Full Version: DataFrame.astype('category') duplicates column
You're currently viewing a stripped down version of our content. View the full version with proper formatting.
Hi. I have a problem on convesion of object type into category.
My data shape is (1000000, 6)[Date, object,object, object, int64, column_1]
when using the below code, it duplicates last column, the column_1.

df.column_1 = df.column_1.astype('category')

before conversion it is in object type, after conversion it shows category but already duplicated.

one more point. the label of the duplicated column contains whitespace in the end of it.


thanks in advance
(Apr-18-2018, 05:31 AM)garikhgh0 Wrote: [ -> ]before conversion it is in object type, after conversion it shows category but already duplicated.

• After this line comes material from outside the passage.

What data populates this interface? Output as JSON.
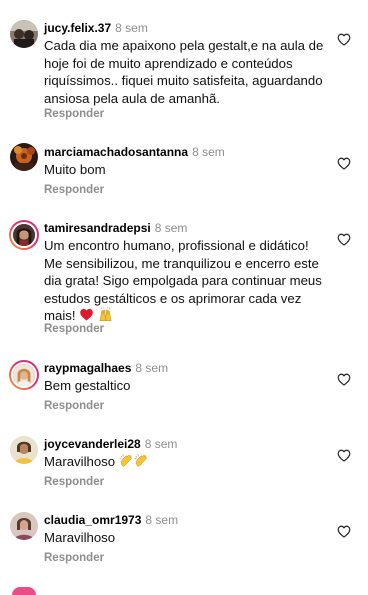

You can get unique values of the categorical column as follows:

df.column_1 = df.column_1.astype('category')
df.column_1.cat.categories #unique categories
(Apr-18-2018, 05:31 AM)garikhgh0 Wrote: [ -> ]the label of the duplicated column contains whitespace in the end of it.
Didn't understand, but if want to remove duplicates from the original data frame, you can use drop_duplicates method.
e.g.
df = df.drop_duplicates(['column_1'])  # or append .reset_index(drop=True) if needed 
# removes rows with duplicated values in column_1
thanks a lot. I would also mention that, when converting objects itno category, the Dtaframe.pivot_table does not work correctly. creates duplictaes
(Apr-18-2018, 07:33 AM)garikhgh0 Wrote: [ -> ]the Dtaframe.pivot_table does not work correctly

Was trying to reproduce, but couldn't find the error:

import pandas as pd
data = pd.DataFrame({'x': pd.np.random.randint(0,100,1000), 'y': pd.np.random.choice(['a', 'b', 'c'], 1000)})
pd.pivot_table(data, aggfunc=pd.np.sum, values='x', columns=['y'])
Output:
y a b c x 16924 16650 16377
# change column type
data.y = data.y.astype('category') 
pd.pivot_table(data, aggfunc=pd.np.sum, values='x', columns=['y'])
# the result is the same...
Output:
y a b c x 16924 16650 16377